Kriminalität

Nach Fund von Tunnel zur Bank: Experten suchen nach Spuren

Viel Mühe, kein Lohn: Unbekannte haben unter einem Parkplatz in Spenge einen etwa sieben Meter langen Tunnel durchs Erdreich gebuddelt. Ziel war vermutlich eine Bankfiliale. Doch der Zufall verhinderte die spektakuläre, erfolgreiche Umsetzung.

dpa

Das Blaulicht eines Streifenwagens der Polizei leuchtet. Foto: Stefan Puchner

Spenge (dpa/lnw) - Nach dem Fund eines Tunnels im Umfeld einer Volksbank in Spenge (Kreis Herford) laufen die Ermittlungen der Polizei weiter. Spurenexperten des Polizeipräsidiums in Bielefeld waren nach Angaben der Polizei in Herford am Dienstag an den Tatort gekommen. Nach Angaben eines Sprechers sind noch viele Fragen offen. So auch, was mit dem Erdaushub passiert ist, der beim Tunnelbau angefallen war. Der Bereich ist weiterhin abgesperrt.

Bauarbeiter waren am Montag auf den Tunnel gestoßen. Sie sollten sich um abgesackte Pflastersteine an einer Parkplatz-Einfahrt kümmern.
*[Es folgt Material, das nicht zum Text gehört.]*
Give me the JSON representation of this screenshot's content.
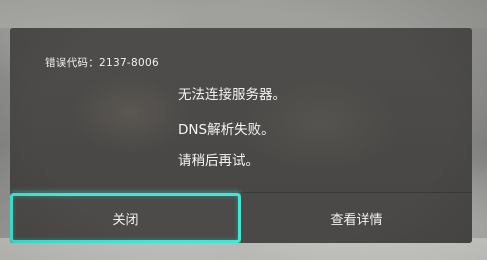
{
  "dialog": {
    "error_code": "错误代码：2137-8006",
    "messages": [
      "无法连接服务器。",
      "DNS解析失败。",
      "请稍后再试。"
    ],
    "buttons": {
      "close": "关闭",
      "details": "查看详情"
    }
  },
  "colors": {
    "dialog_bg": "#4a4948",
    "focus_ring": "#3ee8d8",
    "text": "#f2f2f2"
  }
}
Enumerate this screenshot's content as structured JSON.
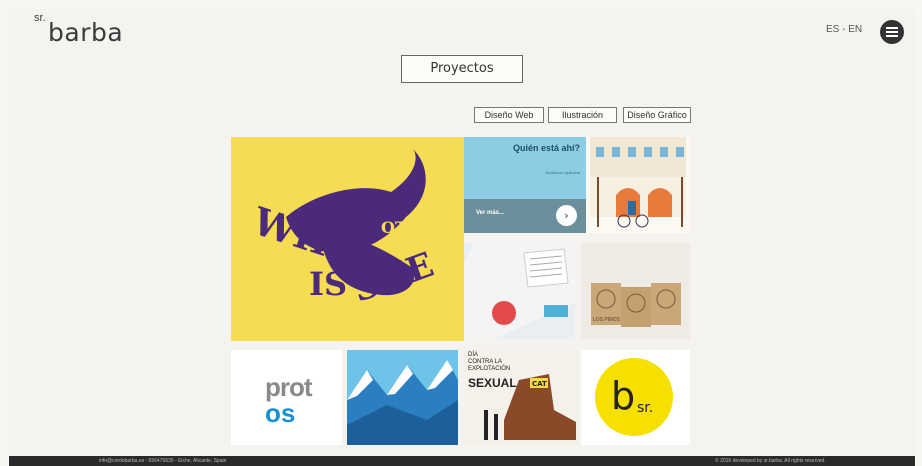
{
  "header": {
    "logo_sr": "sr.",
    "logo_name": "barba",
    "lang": "ES - EN"
  },
  "section": {
    "title": "Proyectos"
  },
  "filters": [
    "Diseño Web",
    "Ilustración",
    "Diseño Gráfico"
  ],
  "projects": {
    "who_is_she": {
      "word1": "WHO",
      "word2": "IS",
      "word3": "SHE"
    },
    "quien": {
      "title": "Quién está ahí?",
      "subtitle": "Ilustración Aplicada",
      "cta": "Ver más..."
    },
    "cups_label": "LOS PINOS",
    "protos": {
      "top": "prot",
      "bottom": "os"
    },
    "dia": {
      "line1": "DÍA",
      "line2": "CONTRA LA",
      "line3": "EXPLOTACIÓN",
      "line4": "SEXUAL",
      "cat": "CAT"
    },
    "bsr": {
      "b": "b",
      "sr": "sr."
    }
  },
  "footer": {
    "left": "info@cordobarba.es - 656475635 - Elche, Alicante, Spain",
    "right": "© 2016 developed by sr.barba. All rights reserved."
  },
  "colors": {
    "yellow": "#f5dc52",
    "purple": "#4b2a7b",
    "light_blue": "#8ccde3",
    "blue": "#1a8fd1"
  }
}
Die ersten unebenen Steine neben der Bank waren schon am Freitag aufgefallen, in den Tagen danach kamen weitere hinzu. Daraufhin beauftragte die Volksbank eine Fachfirma - zunächst ging man von einem Wasserschaden aus. Doch bei den Reparaturdiensten fanden die Bauarbeiter Holzplanken in etwa zwei Metern Tiefe, unter denen der Tunnel war. Vermutlich wollten Einbrecher unterirdisch in die Bank eindringen. Der Plan war vor der Vollendung aber aufgeflogen.

Der mit Holzplanken abgestützte Tunnel ist sieben bis acht Meter lang und etwa einen Meter breit. Einen Durchbruch in die Bank gab es noch nicht. Begonnen haben sollen die Täter die Grabungsarbeiten auf Höhe eines Trafohäuschen eines Stromnetzbetreibers.

Die betroffene Volksbank Herford-Mindener Land spricht von einem außergewöhnlichen Fall. «Wir sind schon überrascht von der Energie, die hier für dieses Unterfangen aufgewendet wurde», sagte Sprecher Andreas Kelch am Dienstag der dpa. Gelohnt hätte sich ein erfolgreicher Durchstoß aber wohl nicht. Nach Angaben der Bank gibt es aus alten Zeiten noch einen Tresorraum. «Heutzutage lagert kein Bargeld in größeren Mengen in den Geschäftsstellen», sagt Kelch.

Der Zahlungsverkehr der Privat- und Firmenkunden laufe weitestgehend in digitalisierter Form ab. «Unsere Geschäftsstellen wie auch Tresore und Schließfachanlagen sind innen wie außen gut gegen Einbruch und Vandalismus abgesichert», sagte der Sprecher.